Motivation

Currently I am working on a project where we need to search multi-word information as a field content

According to
http://lucene.apache.org/java/2_4_0/queryparsersyntax.html#Fields
for search we have to format filters in our code as
title:"Do it right"
instead of
title:Do it right

Proposed resolution

I think it is a core functionality so small addition for the SolrFilterSubQuery->addFq() fucntion had been made and it works fine for my case.

I'd like to invite people who knows the stuff to review the patch. As well as to verify that I choose optimal place for support Lucene functionality.

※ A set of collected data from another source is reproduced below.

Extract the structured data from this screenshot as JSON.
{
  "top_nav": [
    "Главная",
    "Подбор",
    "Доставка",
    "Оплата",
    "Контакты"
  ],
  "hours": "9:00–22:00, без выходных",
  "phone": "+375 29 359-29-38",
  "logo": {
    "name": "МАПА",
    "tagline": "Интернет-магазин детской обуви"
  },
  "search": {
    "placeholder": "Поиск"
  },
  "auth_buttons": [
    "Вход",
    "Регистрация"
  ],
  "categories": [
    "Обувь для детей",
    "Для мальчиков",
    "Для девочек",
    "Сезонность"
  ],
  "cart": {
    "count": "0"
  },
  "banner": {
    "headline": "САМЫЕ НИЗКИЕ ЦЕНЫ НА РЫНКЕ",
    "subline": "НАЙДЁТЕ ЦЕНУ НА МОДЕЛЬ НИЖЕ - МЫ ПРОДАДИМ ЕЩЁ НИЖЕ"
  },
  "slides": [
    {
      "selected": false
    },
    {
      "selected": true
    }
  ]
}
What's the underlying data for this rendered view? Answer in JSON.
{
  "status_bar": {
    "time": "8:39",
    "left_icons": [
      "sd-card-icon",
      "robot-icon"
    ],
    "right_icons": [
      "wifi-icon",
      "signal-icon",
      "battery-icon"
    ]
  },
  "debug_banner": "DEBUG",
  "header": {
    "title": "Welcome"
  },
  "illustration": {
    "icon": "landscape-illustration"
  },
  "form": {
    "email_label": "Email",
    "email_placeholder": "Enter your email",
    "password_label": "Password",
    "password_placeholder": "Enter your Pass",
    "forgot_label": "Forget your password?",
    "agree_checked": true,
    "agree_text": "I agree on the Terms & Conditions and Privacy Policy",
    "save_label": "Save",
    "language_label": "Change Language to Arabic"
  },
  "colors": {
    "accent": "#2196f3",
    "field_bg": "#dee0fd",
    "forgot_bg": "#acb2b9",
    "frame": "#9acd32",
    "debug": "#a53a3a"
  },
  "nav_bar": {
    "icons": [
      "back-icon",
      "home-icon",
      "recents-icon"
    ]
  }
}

Let me know if patches like this needs a test for them.

Thanks!

Comments

nick_vh’s picture

StatusFileSize
new742 bytes

What about this? So we do not have to add more if statements? I tested it purely on basis of what is analyzed, not on functionality.

Let me know :)

dpovshed’s picture

Your version is works nicely! Tested on my development server.

Just please tune up your comment

instead of
// Ex.: bundle:(article or page)
lucene likes boolean operators in ALL CAPS
// Ex.: bundle:(article OR page)

thank you for rapid answer! I am voting for commit this.

nick_vh’s picture

Status: Needs review » Fixed

Fixed, you can find it in the latest dev

pwolanin’s picture

We should probably clean this up further - at least validate that the parens or quotes are paired?

nick_vh’s picture

I guess we have 3 options

Easiest:
Not validate anything more, the creativity of developers goes in a weird way so it might be better to not restrict them more.

Easy :
http://www.php.net/manual/en/function.count-chars.php
This functions counts all the chars in a string and then we could do a check on every character we'd like to verify to see if they have equal amounts.

Harder:
preg_match_all
Similar but harder to understand, this allows us to run a regexpr on a string and returns us with all the matches. We could do a regexpr on the parens and quotes (and anything else) and do a similar validation

nick_vh’s picture

Status: Fixed » Needs work
nick_vh’s picture

StatusFileSize
new9.87 KB

Update to also allow [ and ] signs

nick_vh’s picture

StatusFileSize
new1.25 KB

My bad, wrong patchfile! :)

dpovshed’s picture

In my opinion the best option is [Easiest]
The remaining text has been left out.